Apple opposed to strict FCC 700 MHz interoperability mandate

iPhone maker Apple (NASDAQ:AAPL) is not in favor of a strict mandate from the FCC on interoperability in the Lower 700 MHz band, according to a filing the company's lawyers made with the commission.

On Aug. 21, two lawyers representing Apple in Washington, D.C., Paul Margie and Tim Powderly, spoke on the phone with Michele Ellison, chief of staff to Acting Chairwoman Mignon Clyburn, and Louis Peraertz, legal advisor to Clyburn, about the FCC's 700 MHz interoperability proceeding.

The debate over 700 MHz interoperability has been raging for years and the positions on both sides are firmly entrenched. Since March 2012, the FCC has been pondering a proposed rulemaking that would promote interoperability in the Lower 700 MHz band. Lower A Block licensees have argued that vendors like Apple make equipment for AT&T's (NYSE:T) Band Class 17 and Verizon Wireless' (NYSE:VZ) spectrum in Band Class 13, but not for those smaller companies that hold 700 MHz A Block spectrum in Band Class 12. AT&T, the operator that helped drive creation of Band Class 17, asserts the new band was necessary to prevent interference issues from digital television (DTV) channel 51 and high-power operations in the Lower E Block. Lower A Block licensees are urging the commission to require hardware makers like Apple support all three bands in their devices.

AT&T has argued that an interoperability mandate is unnecessary, unprecedented, and would add to the cost of devices. Further, AT&T has argued that a mandate will not solve the problem with the channel 51 interference, according to a June blog post from Joan Marsh, vice president of federal regulatory for AT&T.

In the filing, the Apple lawyers wrote that an FCC mandate that lower 700 MHz devices include LTE Band 12 support "would be problematic." The lawyers said that any mandate should be flexible and not be tied to existing devices in the market.
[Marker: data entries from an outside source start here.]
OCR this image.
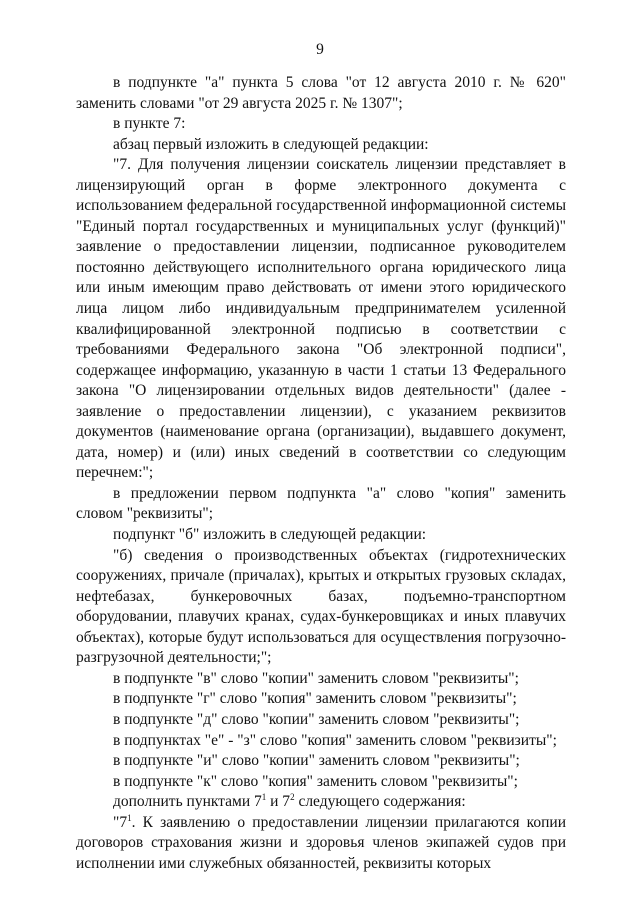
9

в подпункте "а" пункта 5 слова "от 12 августа 2010 г. № 620" заменить словами "от 29 августа 2025 г. № 1307";

в пункте 7:

абзац первый изложить в следующей редакции:

"7. Для получения лицензии соискатель лицензии представляет в лицензирующий орган в форме электронного документа с использованием федеральной государственной информационной системы "Единый портал государственных и муниципальных услуг (функций)" заявление о предоставлении лицензии, подписанное руководителем постоянно действующего исполнительного органа юридического лица или иным имеющим право действовать от имени этого юридического лица лицом либо индивидуальным предпринимателем усиленной квалифицированной электронной подписью в соответствии с требованиями Федерального закона "Об электронной подписи", содержащее информацию, указанную в части 1 статьи 13 Федерального закона "О лицензировании отдельных видов деятельности" (далее - заявление о предоставлении лицензии), с указанием реквизитов документов (наименование органа (организации), выдавшего документ, дата, номер) и (или) иных сведений в соответствии со следующим перечнем:";

в предложении первом подпункта "а" слово "копия" заменить словом "реквизиты";

подпункт "б" изложить в следующей редакции:

"б) сведения о производственных объектах (гидротехнических сооружениях, причале (причалах), крытых и открытых грузовых складах, нефтебазах, бункеровочных базах, подъемно-транспортном оборудовании, плавучих кранах, судах-бункеровщиках и иных плавучих объектах), которые будут использоваться для осуществления погрузочно-разгрузочной деятельности;";

в подпункте "в" слово "копии" заменить словом "реквизиты";

в подпункте "г" слово "копия" заменить словом "реквизиты";

в подпункте "д" слово "копии" заменить словом "реквизиты";

в подпунктах "е" - "з" слово "копия" заменить словом "реквизиты";

в подпункте "и" слово "копии" заменить словом "реквизиты";

в подпункте "к" слово "копия" заменить словом "реквизиты";

дополнить пунктами $7^1$ и $7^2$ следующего содержания:

"$7^1$. К заявлению о предоставлении лицензии прилагаются копии договоров страхования жизни и здоровья членов экипажей судов при исполнении ими служебных обязанностей, реквизиты которых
"We also observed that device manufacturers would require a substantial period of time to comply with such a requirement; that any mandate should provide manufacturers with technical flexibility to achieve interoperability rather than prescribing specific technical approaches; and that any mandate should recognize that many existing devices are capable of operating in the Lower 700 MHz band today, and should not require manufacturers to alter these existing devices," they wrote.

Apple's response is notable considering King Street Wireless, which is U.S. Cellular's spectrum partner, specifically called out Apple's iPhone in its arguments for 700 MHz interoperability. King Street recently argued that without an interoperability mandate, U.S. Cellular won't be able to offer an iPhone that works over the companies' 700 MHz spectrum. U.S. Cellular has said it will sell an iPhone later this year, but must first refarm its 850 MHz spectrum and launch LTE in Band 5. 

Clyburn convened a meeting in late July at the FCC with a variety of stakeholders, including AT&T and smaller wireless carriers, to try to find a solution to the knotty issue of 700 MHz interoperability. The meeting, which participants described as productive and well-attended, last several hours, according to one of the participants, who was there representing a smaller carrier. According to the participant, there were representatives from AT&T, Verizon and Qualcomm (NASDAQ:QCOM), as well as those from Lower A Block licensees U.S. Cellular (NYSE:USM), C Spire Wireless and Vulcan Wireless. Gigi Sohn, the president of public interest group Public Knowledge, was also present.

According to participants in the meeting, a continuing point of contention is whether channel 51 broadcasters need to be cleared before any attempt is made at interoperability. A key dispute is whether and how much channel 51 broadcasters pose an interference risk to a unified Band Class 12; AT&T believes there is substantial risk and the Lower A Block licensees do not.

It's unclear what exactly the FCC will do on the issue. The commission continues to hold discussions on the topic, but has not indicated whether it will rule, and if so how.